Where does the stereotype of the unemotional, cold autistic person come from?
I had a minor meltdown today as I come face to face with returning to a job, public-facing for the first time since I started to live a more authentically autistic lifestyle. I am terrified because I am not sure whether I can put the mask back on fully – can I be “functional” in a traditional way again post-burnout, post diagnosis? This mini-meltdown and the subsequent tears and exhaustion which followed led me to think again about the stereotypes surrounding autism – two conflicting ones in particular that I see differently in my post-diagnosis world.

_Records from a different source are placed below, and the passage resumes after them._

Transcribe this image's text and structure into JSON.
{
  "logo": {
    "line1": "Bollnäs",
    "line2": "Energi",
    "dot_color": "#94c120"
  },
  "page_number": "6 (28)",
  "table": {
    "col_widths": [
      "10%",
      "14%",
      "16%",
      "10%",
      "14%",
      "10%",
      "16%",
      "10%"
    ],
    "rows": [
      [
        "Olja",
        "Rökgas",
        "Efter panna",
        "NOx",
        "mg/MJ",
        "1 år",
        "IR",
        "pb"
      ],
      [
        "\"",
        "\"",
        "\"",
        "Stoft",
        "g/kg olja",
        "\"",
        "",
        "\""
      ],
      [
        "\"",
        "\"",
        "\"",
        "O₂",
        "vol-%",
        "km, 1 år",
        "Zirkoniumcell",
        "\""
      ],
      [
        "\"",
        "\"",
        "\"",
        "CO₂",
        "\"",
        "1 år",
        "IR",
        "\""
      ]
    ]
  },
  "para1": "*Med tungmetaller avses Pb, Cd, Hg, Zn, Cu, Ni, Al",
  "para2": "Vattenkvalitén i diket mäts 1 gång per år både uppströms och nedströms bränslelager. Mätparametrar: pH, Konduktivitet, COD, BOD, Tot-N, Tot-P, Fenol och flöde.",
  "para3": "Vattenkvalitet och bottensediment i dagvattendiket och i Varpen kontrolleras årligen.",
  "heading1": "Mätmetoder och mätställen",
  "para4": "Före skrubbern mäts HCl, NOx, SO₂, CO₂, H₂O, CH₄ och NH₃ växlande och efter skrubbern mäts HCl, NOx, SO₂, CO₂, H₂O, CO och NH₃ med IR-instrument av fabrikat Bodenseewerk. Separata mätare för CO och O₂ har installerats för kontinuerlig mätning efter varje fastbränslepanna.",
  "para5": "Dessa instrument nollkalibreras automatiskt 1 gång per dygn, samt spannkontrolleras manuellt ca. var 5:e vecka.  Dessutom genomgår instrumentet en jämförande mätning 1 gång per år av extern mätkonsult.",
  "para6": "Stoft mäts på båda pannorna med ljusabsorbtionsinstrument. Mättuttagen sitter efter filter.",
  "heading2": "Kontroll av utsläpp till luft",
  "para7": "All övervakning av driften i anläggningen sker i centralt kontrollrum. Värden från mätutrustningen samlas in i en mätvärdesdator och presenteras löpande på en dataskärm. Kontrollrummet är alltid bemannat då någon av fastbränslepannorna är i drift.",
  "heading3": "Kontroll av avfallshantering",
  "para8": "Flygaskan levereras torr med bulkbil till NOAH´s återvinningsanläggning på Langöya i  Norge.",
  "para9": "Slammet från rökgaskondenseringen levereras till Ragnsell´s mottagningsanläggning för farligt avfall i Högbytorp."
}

The first stereotype is the one most common in “high-functioning” autistic stereotypes. The Sheldon Coopers to bring up that example again. And there is something to this stereotype in that autistic people, or many of us anyway, are awkward socially. Our brains don’t always process information the same way, and so our answers are delayed or oddly worded – perhaps too formal, indicating a rigidity of grammar or understanding. Many of us also feel very uneasy in our bodies. I know I find watching myself in a zoom meeting because oh-my-goodness! that’s MY face doing those movements. My connection to my body and its movements is sometimes tenuous, and definitely not experienced like the normal people do. That makes our movements, our processes, our language seem odd, distant, and sometimes cold.
Living Masked = Traumatic Dissociation
When I am overwhelmed from input, from the stimuli of my day-to day life as mom, wife, person, and (formerly) professor, I am often not in a space where I can show my overwhelm. Like those who have lived experienced the trauma of war or abuse, autistic people have been traumatized by the very social interactions and expectations that serve as a guide for your neurotypical life. Living autistic, with our hyper connected brains and our differently processed senses, in a world not made for us, creates a traumatic conditioning. Our masks that help us mediate the too-bright, too-smelly, too people-y places are hard to maintain with a battering of emotions under the surface. Our faces can crack. So we do what many traumatized people do – we dissociate in order to hold it in, and keep our often too-powerful emotions in check.
Sometimes the emotions are too big to allow ourselves to feel.
Sometimes our emotions are inappropriate.
I am reminded of a scene from one of my favorite books, Their Eyes Were Watching God by Zora Neale Hurston. The main character’s first husband has died after a relatively unloving and unpleasant marriage, and Janie must attend the funeral. Her dead husband was the mayor – a big man in town, and Janie is expected to feel sadness, to be adrift without him. Her feelings are rather the opposite of that, and as she prepares to go down to meet the funeral procession, she pauses in the mirror and “starches and irons her face”. I have never felt a phrase more fully as this is what it is like to try to mask, to live and react according to neurotypical expectations. I must starch and iron my face and present the Very Best Version of Me. Too bad that person is pretty much barely me.
When social chameleon me reaches her limit, you get to meet dissociated me,
What happens when the mask is gone? What if we intentionally unmask?
My mother wants to know why I have to feel everything so much?
Why does the plight of others affect me in such a profound way?
Why can’t I just get along?
I don’t know. I believe that my hyper-connected brain doesn’t just allow me be sensitive (or absolutely not) to the stimuli of the world, but it also allows me to feel a hyper connection with others, and I cannot abide injustice.
I have found this to be true as I let myself unmask, to feel the things I have disallowed myself to feel, to express my astonishment at the neurotypical rigidity, to cry when the world is too much. An unmasked autist is one who does feel and express their emotions, even when those emotions aren’t acceptable or proper. I just wish we could unmask and participate in the world as ourselves without fear and repercussion.
Because our tears are often seen as mental illness, as emotional immaturity, as a temper tantrum, as hysteria (especially if a woman). And that leads us to the second stereotype here – the melting down, gibbering mess of a human autist. Because this one also exists and for good reason. This is what happens when the mask cracks and the world hurts too much.